CRIKEY: Aussie muslims are no Londonistanis


Alan Jones was fired up last Friday, arguing that the fact Easter eggs were being sold as early as January at Woolworths (or Safeway for Mexican readers) and Coles supermarkets was evidence of the demise of Australian Christian culture.

"It is legitimate to ask how far we will go to accommodate those of non-Christian faith when we live in a predominantly Christian country," says Jones.

Melanie Phillips argues a similar line (minus the chocolate) in her recently released book Londonistan, a favourable review of which is found here and an unfavourable one here.

Phillips spoke at a Quadrant dinner in Sydney and was earlier hosted in Melbourne by the Australia-Israel Jewish Affairs Council (who also were going to host the tour of Raphael Israeli). Avidly opposed to multiculturalism, Phillips argues the war against terrorism must go beyond security measures.

She argues Britain (and by implication, other Western countries) has been bending over backwards to appease religious, ethnic, linguistic and even sexual minorities.

I could always condemn Phillips' argument as racist and Islamophobic. But to some extent, she is spot on. There are radical Islamists, i.e. proponents of a politicised ideology which wants Muslims to wage war on the West.

Phillips states her book offers no opinion on whether political Islamism is consistent with orthodox theology. Her disclaimer becomes meaningless when she states that political Islamism is the dominant strain of theology in nominally Muslim countries.
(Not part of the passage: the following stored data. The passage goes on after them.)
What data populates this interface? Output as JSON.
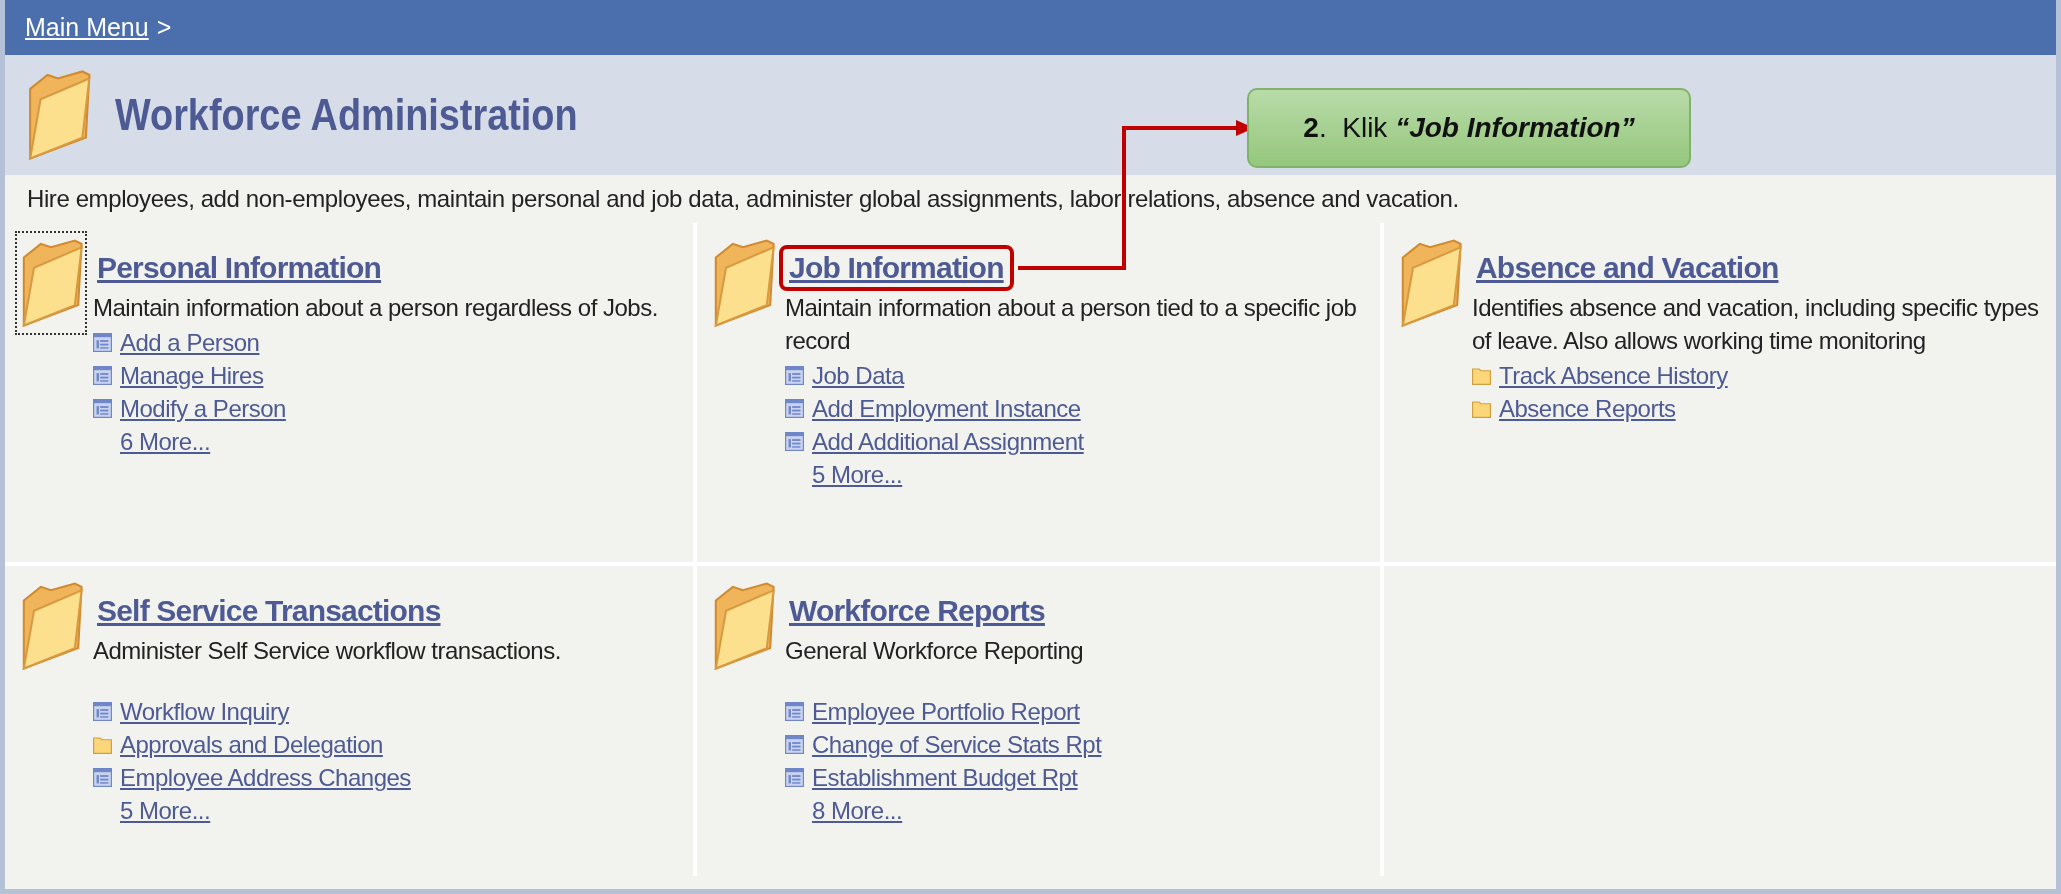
{
  "breadcrumb": {
    "link": "Main Menu",
    "separator": ">"
  },
  "title": "Workforce Administration",
  "description": "Hire employees, add non-employees, maintain personal and job data, administer global assignments, labor relations, absence and vacation.",
  "sections": [
    {
      "title": "Personal Information",
      "focused": true,
      "highlighted": false,
      "description": "Maintain information about a person regardless of Jobs.",
      "items": [
        {
          "kind": "page",
          "label": "Add a Person"
        },
        {
          "kind": "page",
          "label": "Manage Hires"
        },
        {
          "kind": "page",
          "label": "Modify a Person"
        }
      ],
      "more": "6 More..."
    },
    {
      "title": "Job Information",
      "focused": false,
      "highlighted": true,
      "description": "Maintain information about a person tied to a specific job record",
      "items": [
        {
          "kind": "page",
          "label": "Job Data"
        },
        {
          "kind": "page",
          "label": "Add Employment Instance"
        },
        {
          "kind": "page",
          "label": "Add Additional Assignment"
        }
      ],
      "more": "5 More..."
    },
    {
      "title": "Absence and Vacation",
      "focused": false,
      "highlighted": false,
      "description": "Identifies absence and vacation, including specific types of leave. Also allows working time monitoring",
      "items": [
        {
          "kind": "folder",
          "label": "Track Absence History"
        },
        {
          "kind": "folder",
          "label": "Absence Reports"
        }
      ]
    },
    {
      "title": "Self Service Transactions",
      "focused": false,
      "highlighted": false,
      "description": "Administer Self Service workflow transactions.",
      "items": [
        {
          "kind": "page",
          "label": "Workflow Inquiry"
        },
        {
          "kind": "folder",
          "label": "Approvals and Delegation"
        },
        {
          "kind": "page",
          "label": "Employee Address Changes"
        }
      ],
      "more": "5 More..."
    },
    {
      "title": "Workforce Reports",
      "focused": false,
      "highlighted": false,
      "description": "General Workforce Reporting",
      "items": [
        {
          "kind": "page",
          "label": "Employee Portfolio Report"
        },
        {
          "kind": "page",
          "label": "Change of Service Stats Rpt"
        },
        {
          "kind": "page",
          "label": "Establishment Budget Rpt"
        }
      ],
      "more": "8 More..."
    }
  ],
  "callout": {
    "number": "2",
    "separator": ".",
    "verb": "Klik",
    "target": "“Job Information”"
  }
}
When even experts in the field aren’t prepared to make such claims, it takes extraordinary hubris for a tabloid columnist to make them.

Phillips also says British multiculturalism allowed the Islamist xenophobic agenda to foster and grow. Presumably, that means pre-multicultural Britain didn’t take a hard line against hostile xenophobic ideology.

But as Israeli reviewer Michael Fox (hyperlinked above) notes, George Orwell was hard-pressed to find a publisher for his satire of Soviet Russia Animal Farm. Even TS Eliot (then at Faber & Faber) knocked the book back. Monocultural societies are often the first to adopt xenophobic politics.

Even if Britain’s Muslims have been radicalised, of what relevance is this to Australia? British Muslims are largely from South Asia and (to a lesser extent) the Arab world.

Aussie Muslims are from over 60 different countries, the two dominant ethno-religious groups hailing from a former French protectorate and a deeply secular state knocking on the doors of the EU.